House Bill 58 was sponsored by Rep. Susan Pulsipher, who upon citing statistics showing that 30% of Utah students have reportedly tried vaping, said that this is cause for great concern. “Devices are small and easily hidden and hard to detect,” she said. “Bathrooms are becoming vape rooms, and detectors are being installed to try to deter usage.”
HB 58 would require school administrators to ban, confiscate and destroy any devices found on students.
The bill consists of three parts. The first establishes clear policies for vaping in schools, requiring school administrators to ban vaping and confiscate and destroy any found products. The second would add vaping education to school health curriculums, and the last part would provide funding to support schools in dealing with potential issues related to vaping.
Herriman Rep. Candice Pierucci added that education about vaping is a major issue for her constituents. “Unfortunately, in our area, parents don’t even understand the danger of these devices,” she said. “So, I just wanted to say thank you, and this is the first step that we can make to put a dent in this issue.” After being passed by the house, HB 58 will now be moved to the Senate for consideration.
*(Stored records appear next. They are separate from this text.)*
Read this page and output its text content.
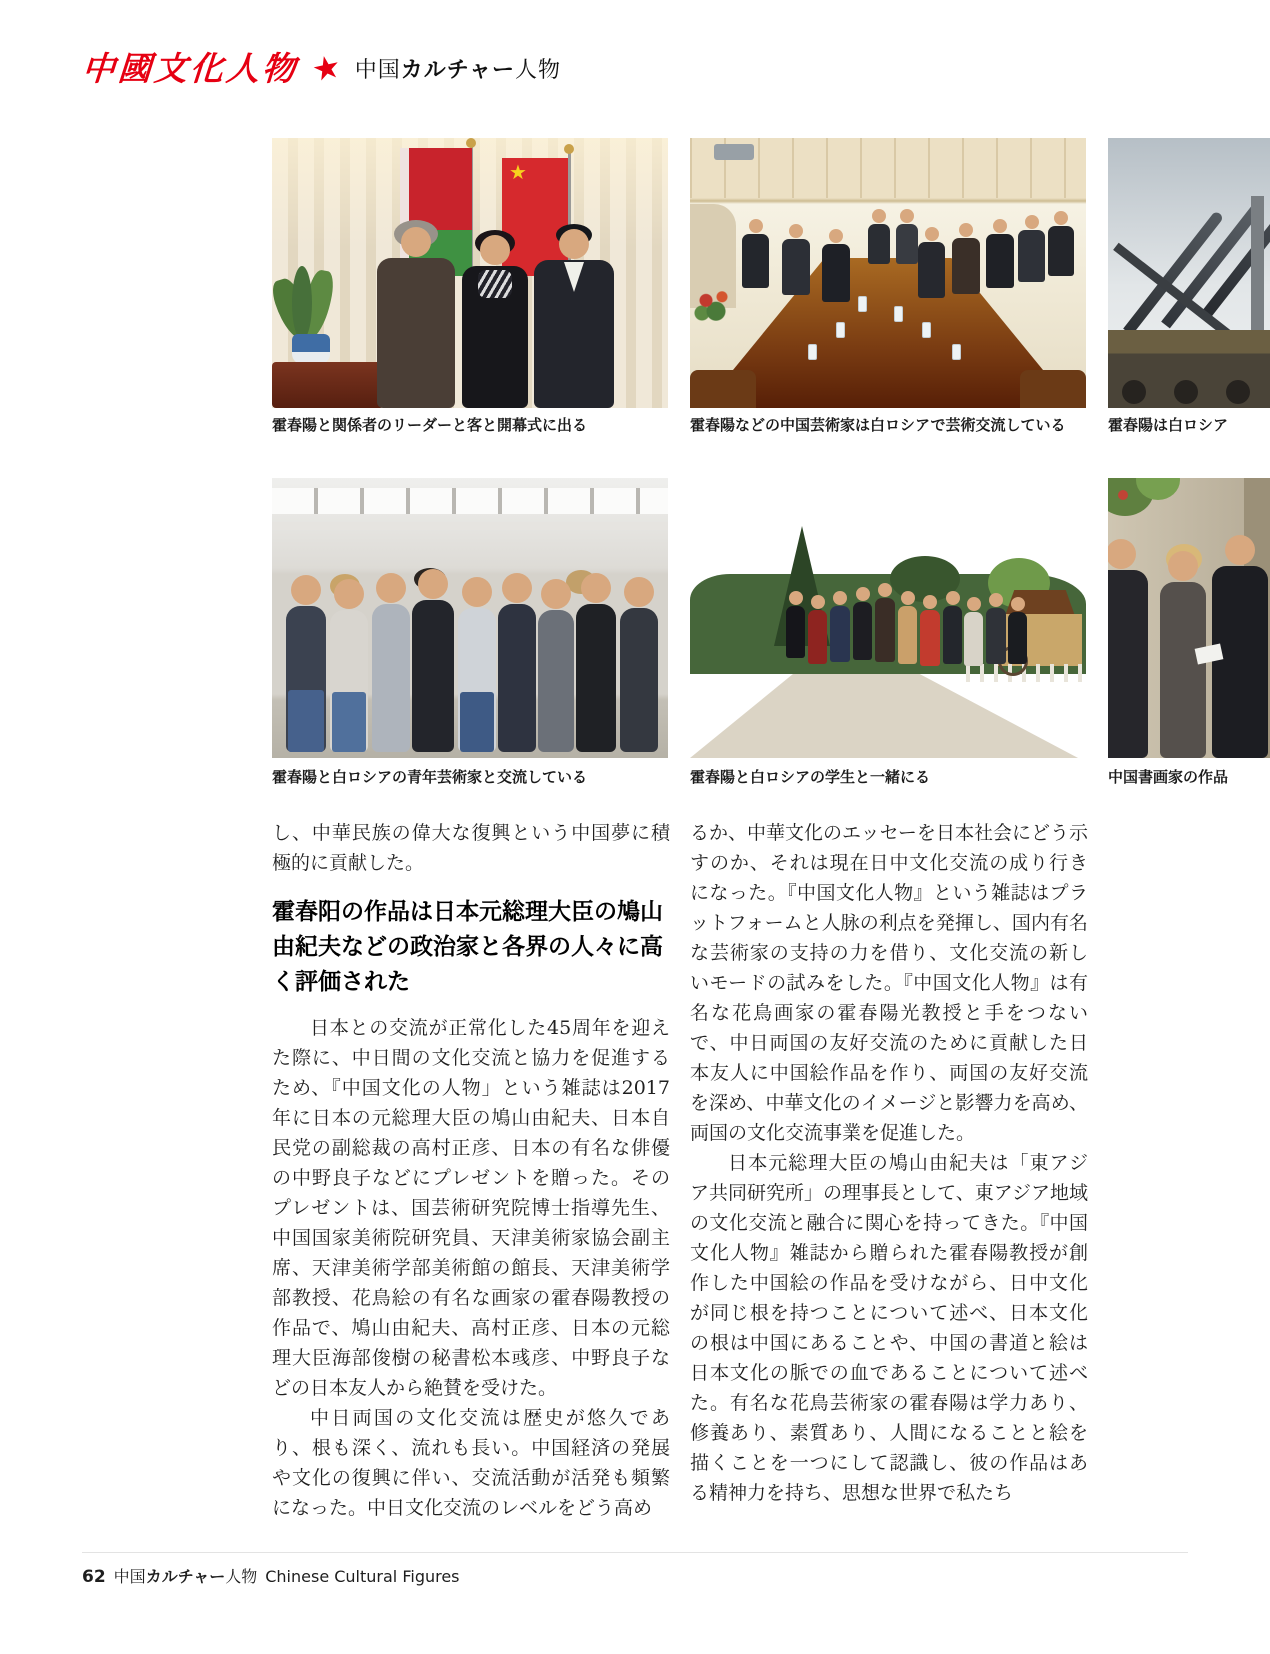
中國文化人物 ★ 中国カルチャー人物
★
霍春陽と関係者のリーダーと客と開幕式に出る	霍春陽などの中国芸術家は白ロシアで芸術交流している	霍春陽は白ロシア
霍春陽と白ロシアの青年芸術家と交流している	霍春陽と白ロシアの学生と一緒にる	中国書画家の作品

し、中華民族の偉大な復興という中国夢に積極的に貢献した。

霍春阳の作品は日本元総理大臣の鳩山由紀夫などの政治家と各界の人々に高く評価された

日本との交流が正常化した45周年を迎えた際に、中日間の文化交流と協力を促進するため、『中国文化の人物」という雑誌は2017年に日本の元総理大臣の鳩山由紀夫、日本自民党の副総裁の高村正彦、日本の有名な俳優の中野良子などにプレゼントを贈った。そのプレゼントは、国芸術研究院博士指導先生、中国国家美術院研究員、天津美術家協会副主席、天津美術学部美術館の館長、天津美術学部教授、花鳥絵の有名な画家の霍春陽教授の作品で、鳩山由紀夫、高村正彦、日本の元総理大臣海部俊樹の秘書松本彧彦、中野良子などの日本友人から絶賛を受けた。

中日両国の文化交流は歴史が悠久であり、根も深く、流れも長い。中国経済の発展や文化の復興に伴い、交流活動が活発も頻繁になった。中日文化交流のレベルをどう高め

るか、中華文化のエッセーを日本社会にどう示すのか、それは現在日中文化交流の成り行きになった。『中国文化人物』という雑誌はプラットフォームと人脉の利点を発揮し、国内有名な芸術家の支持の力を借り、文化交流の新しいモードの試みをした。『中国文化人物』は有名な花鳥画家の霍春陽光教授と手をつないで、中日両国の友好交流のために貢献した日本友人に中国絵作品を作り、両国の友好交流を深め、中華文化のイメージと影響力を高め、両国の文化交流事業を促進した。

日本元総理大臣の鳩山由紀夫は「東アジア共同研究所」の理事長として、東アジア地域の文化交流と融合に関心を持ってきた。『中国文化人物』雑誌から贈られた霍春陽教授が創作した中国絵の作品を受けながら、日中文化が同じ根を持つことについて述べ、日本文化の根は中国にあることや、中国の書道と絵は日本文化の脈での血であることについて述べた。有名な花鳥芸術家の霍春陽は学力あり、修養あり、素質あり、人間になることと絵を描くことを一つにして認識し、彼の作品はある精神力を持ち、思想な世界で私たち

62 中国カルチャー人物 Chinese Cultural Figures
New Vaping Rules to Combat Teen Vaping
Meanwhile, the state has also proposed nine changes to current vaping regulations, including: increasing the age to purchase vaping products to 21; ban the sales of flavoured products or restrict them to permitted tobacco specialty stores; and extend the current tobacco product excise tax to include electronic devices. Additionally, in 2019, Utah lawmakers suggested an unreasonable 86.5% tax on vaping products.